Hace algunos años recibí un regalo inusual. Se trataba de una Biblia publicada en 1856 (hace 168 años), que también funciona como un himnario. Como coleccionista de libros antiguos la clasifiqué y la guardé con cuidado. Hace unos días la envié a restaurar y en el proceso surgieron algunas sorpresas. Dentro de ella apareció una inscripción manuscrita que dice: Johnny S. Lee murió el 8 de abril de 1883.
El papel está delicadamente recortado, bordeando la forma de la caligrafía y creando una especie de obra de arte. En otra página de la vieja Biblia apareció una hoja seca. Una hoja que lleva ahí más de siglo y medio.
Finalmente, en otra página, la misma persona había puesto a secar una flor cuyos estambres secos aún se conservan casi intactos y el fantasma de lo que fueron sus pétalos quedó impreso en el papel, como si del sudario de Turín se tratara.
Todo eso despertó mi curiosidad. La vida de estas personas, que vivieron hace unos 150 años, me intrigó. Así que pedí ayuda para investigar más. Esas investigaciones han estado dando buenos resultados.
John S. Lee nació en 1860 y vivió en So. Third, ward 11, Nashville. Era un funcionario y estaba casado con Anna Clark (nombre de nacimiento). Llevaban solo 3 años de matrimonio cuando John murió a la edad de 23. La caligrafía en la nota manuscrita, la flor y la hoja secas parecen ser de Anna. Aquella joven pareja vivió en una época convulsa. Eran unos niños blancos —en el acta de nacimiento se detalla la raza y el color de la piel— cuando estalló la Guerra Civil de Estados Unidos. La lucha por la libertad de los esclavos negros separó las colonias en dos bandos. Abraham Lincoln lideró uno de esos dos bandos hasta que fue asesinado en 1865, cuando John tenía 5 años. Solo dos años antes, cuando John apenas tenía 3 años de edad, Abraham Lincoln emitió la Proclamación de Emancipación el 1 de enero de 1863.

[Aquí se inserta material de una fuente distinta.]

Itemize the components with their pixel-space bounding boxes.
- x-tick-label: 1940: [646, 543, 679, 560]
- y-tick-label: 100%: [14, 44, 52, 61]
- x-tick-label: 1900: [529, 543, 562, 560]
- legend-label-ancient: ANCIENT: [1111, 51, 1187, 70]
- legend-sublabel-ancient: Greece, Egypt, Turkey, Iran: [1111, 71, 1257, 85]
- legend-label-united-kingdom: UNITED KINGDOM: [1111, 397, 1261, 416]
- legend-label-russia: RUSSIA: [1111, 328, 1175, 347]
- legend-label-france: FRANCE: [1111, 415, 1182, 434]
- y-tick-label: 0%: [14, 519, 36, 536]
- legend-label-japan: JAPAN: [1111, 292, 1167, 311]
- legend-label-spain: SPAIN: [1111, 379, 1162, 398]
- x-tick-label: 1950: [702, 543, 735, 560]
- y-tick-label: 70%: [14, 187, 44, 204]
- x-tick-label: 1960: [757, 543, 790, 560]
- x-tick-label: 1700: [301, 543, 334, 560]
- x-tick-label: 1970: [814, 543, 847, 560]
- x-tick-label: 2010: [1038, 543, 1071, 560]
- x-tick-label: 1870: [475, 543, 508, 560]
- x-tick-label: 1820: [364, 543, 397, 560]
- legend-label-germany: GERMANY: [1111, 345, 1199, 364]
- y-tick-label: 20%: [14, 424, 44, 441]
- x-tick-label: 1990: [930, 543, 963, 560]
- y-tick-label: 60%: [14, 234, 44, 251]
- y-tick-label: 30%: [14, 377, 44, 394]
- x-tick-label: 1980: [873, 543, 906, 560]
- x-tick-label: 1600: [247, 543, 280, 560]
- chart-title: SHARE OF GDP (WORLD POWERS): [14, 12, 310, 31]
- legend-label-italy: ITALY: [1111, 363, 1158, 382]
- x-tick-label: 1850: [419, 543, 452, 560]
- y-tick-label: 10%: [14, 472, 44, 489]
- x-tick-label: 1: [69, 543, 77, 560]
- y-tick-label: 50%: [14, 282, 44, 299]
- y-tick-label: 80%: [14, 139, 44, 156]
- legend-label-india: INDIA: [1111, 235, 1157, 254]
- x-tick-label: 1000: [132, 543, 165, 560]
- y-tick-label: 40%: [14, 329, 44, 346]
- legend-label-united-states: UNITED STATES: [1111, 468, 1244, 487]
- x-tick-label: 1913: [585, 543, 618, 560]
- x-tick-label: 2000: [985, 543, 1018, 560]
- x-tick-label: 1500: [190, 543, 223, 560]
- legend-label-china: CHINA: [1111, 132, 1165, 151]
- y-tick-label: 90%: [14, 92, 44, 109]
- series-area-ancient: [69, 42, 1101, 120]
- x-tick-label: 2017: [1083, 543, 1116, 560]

Lamentablemente John S. Lee estaba en el bando equivocado, no sabemos si ideológicamente, pero su sangre lo emparentaba con el lado esclavista. Y no solo su sangre, su acta de nacimiento daba cuenta de eso por partida doble. Su raza era blanca y su apellido se había hecho famoso. Sus familiares pasarían a la historia como grandes hombres de guerra. Uno de los generales más destacados del Ejército Confederado. El General Robert E. Lee, hijo de Henry Lee III, quien fue oficial durante la Guerra de Independencia de Estados Unidos, había sido derrotado, rindiéndose en 1865, cuando John tenía 5 años.
Anna y John se casaron en 1880, cuando aún no había electricidad en Nashville. La luz eléctrica llegaría 2 años después, en 1882. Podemos imaginar la experiencia de Anna y John asistiendo a la primera iluminación pública en su ciudad. Algo absolutamente fascinante que los hacía sentir en el futuro. Soñaron con tener una casa con luz eléctrica, pero aquello, de momento, no llegaba a ser ni siquiera un lujo, de momento era un privilegio de unos pocos. Para ellos estaba rotundamente fuera de su alcance. Eran una pareja típica, privilegiada por su color de piel y por su fe. Asistían a la iglesia, cantaban los himnos y cumplían con lo esperado. No poseemos aún fotografías de ellos, pero no necesito tenerlas. Sé que ustedes ya los han imaginado. De seguro ya saben cómo era Anna, cómo vestía y cómo se movía. Esa Anna que ustedes ya conocen en sus mentes quedó embarazada y dio a luz a Emmett Lee a inicios de 1880. Anna se sintió realizada como mujer y como cristiana. Presentaron con orgullo y fe al pequeño Emmett en la iglesia. De hecho, eligieron ese nombre porque en hebreo significa «verdad», lo que denota una fe robusta que transmitirían vigorosamente a sus hijos. Nunca lo habían conversado, pero ese era uno de esos planes no confesados que tienen las parejas. Planes que nunca llegan a ser articulados por la voz o escritos en papel. Ese tipo de planes que siempre estuvieron ahí, generación tras generación, como un código genético que se hereda irremediablemente. Hasta que algo ocurre y rompe con la herencia.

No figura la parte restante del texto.